I will confess that no matter where I taught, my upper-elementary and middle-school students were transitioning in their thoughts about poetry, moving from those fun younger-year experiences into something more guarded and less interested. What showed me this is the strange but similar words kids gave when I’d ask what they thought of when they thought of poetry. Without fail, they mentioned flowers, love, and girls. Sometimes castles were thrown in for good measure. I’d spend the rest of our time together trying to reverse the idea that poetry is limited to a number of subjects (and therefore a number of readers). Almost always I could win them over by the end.
Another attractive quality about the verse novel is how fast they read. This can be enormously satisfying for readers who find standard prose a struggle. There are no dense paragraphs. The white space, which verse novelists use along with line and stanza breaks to further express the story, makes each page less intimidating. Individual poems run much shorter than chapters, adding momentum to the story’s pacing. Verse is really magical this way.
My plea to well-read and well-intentioned adults is to not let your biases or perceptions discourage a child from trying a verse novel. I’ve heard a librarian say she’ll only buy the books her students will read. How is she sure exactly what that is? Is she just serving the largest reading audience in her library? Is there a smaller number of readers who would pick a verse novel first thing and is waiting for the opportunity? And what about exposure to all types of books, whether it’s a child’s first choice or not? Our job as adults is to inspire children to read and to celebrate literature in all its forms. Let’s make sure verse novels are a part of the reading materials we make available to the young people in our lives.

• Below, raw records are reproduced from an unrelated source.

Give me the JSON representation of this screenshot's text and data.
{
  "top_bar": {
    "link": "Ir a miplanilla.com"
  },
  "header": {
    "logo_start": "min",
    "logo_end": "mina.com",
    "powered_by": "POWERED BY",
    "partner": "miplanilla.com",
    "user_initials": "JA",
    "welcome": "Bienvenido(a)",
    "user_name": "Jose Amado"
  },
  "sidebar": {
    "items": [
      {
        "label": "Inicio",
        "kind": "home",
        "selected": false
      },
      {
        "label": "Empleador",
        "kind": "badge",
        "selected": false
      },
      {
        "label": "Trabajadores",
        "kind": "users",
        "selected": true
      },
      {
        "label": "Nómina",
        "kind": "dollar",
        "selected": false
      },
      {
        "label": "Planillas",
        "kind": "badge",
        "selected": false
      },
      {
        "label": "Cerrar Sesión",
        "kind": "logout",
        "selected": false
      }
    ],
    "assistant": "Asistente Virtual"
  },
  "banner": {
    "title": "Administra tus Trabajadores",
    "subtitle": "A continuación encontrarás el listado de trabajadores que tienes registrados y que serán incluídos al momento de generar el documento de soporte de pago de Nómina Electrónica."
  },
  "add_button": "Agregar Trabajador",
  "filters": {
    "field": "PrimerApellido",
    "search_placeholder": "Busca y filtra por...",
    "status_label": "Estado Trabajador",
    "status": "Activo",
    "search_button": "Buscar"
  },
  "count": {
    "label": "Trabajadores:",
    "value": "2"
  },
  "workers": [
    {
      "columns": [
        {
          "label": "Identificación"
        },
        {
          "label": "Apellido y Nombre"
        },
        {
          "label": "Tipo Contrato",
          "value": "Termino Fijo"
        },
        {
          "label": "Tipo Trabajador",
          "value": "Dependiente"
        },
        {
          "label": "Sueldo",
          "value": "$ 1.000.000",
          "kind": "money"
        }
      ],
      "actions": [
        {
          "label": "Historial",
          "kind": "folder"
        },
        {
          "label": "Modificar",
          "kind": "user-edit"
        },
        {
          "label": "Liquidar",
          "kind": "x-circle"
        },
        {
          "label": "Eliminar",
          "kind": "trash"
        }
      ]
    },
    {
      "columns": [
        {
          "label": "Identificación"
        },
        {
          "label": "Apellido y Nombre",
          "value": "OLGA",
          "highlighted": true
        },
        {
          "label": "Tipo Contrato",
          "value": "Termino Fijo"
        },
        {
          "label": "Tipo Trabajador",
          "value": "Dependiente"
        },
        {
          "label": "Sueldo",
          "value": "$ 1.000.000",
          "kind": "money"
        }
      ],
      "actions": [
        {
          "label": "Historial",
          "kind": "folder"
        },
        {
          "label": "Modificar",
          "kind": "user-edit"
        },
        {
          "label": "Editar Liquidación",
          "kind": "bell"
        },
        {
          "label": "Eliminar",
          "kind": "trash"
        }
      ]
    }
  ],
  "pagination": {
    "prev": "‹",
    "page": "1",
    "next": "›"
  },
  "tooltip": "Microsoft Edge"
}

Caroline Starr Rose spent her childhood in the deserts of Saudi Arabia and New Mexico, camping at the Red Sea in one and eating red chile in the other. As a girl she danced ballet, raced through books, composed poetry on an ancient typewriter, and put on magic shows in a homemade cape. She's taught both social studies and English in New Mexico, Florida, Virginia, and Louisiana. In her classroom, she worked to instill in her students a passion for books, an enthusiasm to experiment with words, and a curiosity about the past. Caroline lives in New Mexico with her husband and two sons.
About Blue Birds
It’s 1587 and twelve-year-old Alis has made the long journey with her parents from England to help settle the New World, the land christened Virginia in honor of the Queen. And Alis couldn’t be happier. While the streets of London were crowded and dirty, this new land, with its trees and birds and sky, calls to Alis. Here she feels free. But the land, the island Roanoke, is also inhabited by the Roanoke tribe and tensions between them and the English are running high, soon turning deadly.
Amid the strife, Alis meets and befriends Kimi, a Roanoke girl about her age. Though the two don’t even speak the same language, these girls form a special bond as close as sisters, willing to risk everything for the other. Finally, Alis must make an impossible choice when her family resolves to leave the island and bloodshed behind.
A beautiful, tender story of friendship and the meaning of family, Caroline Starr Rose delivers another historical gem.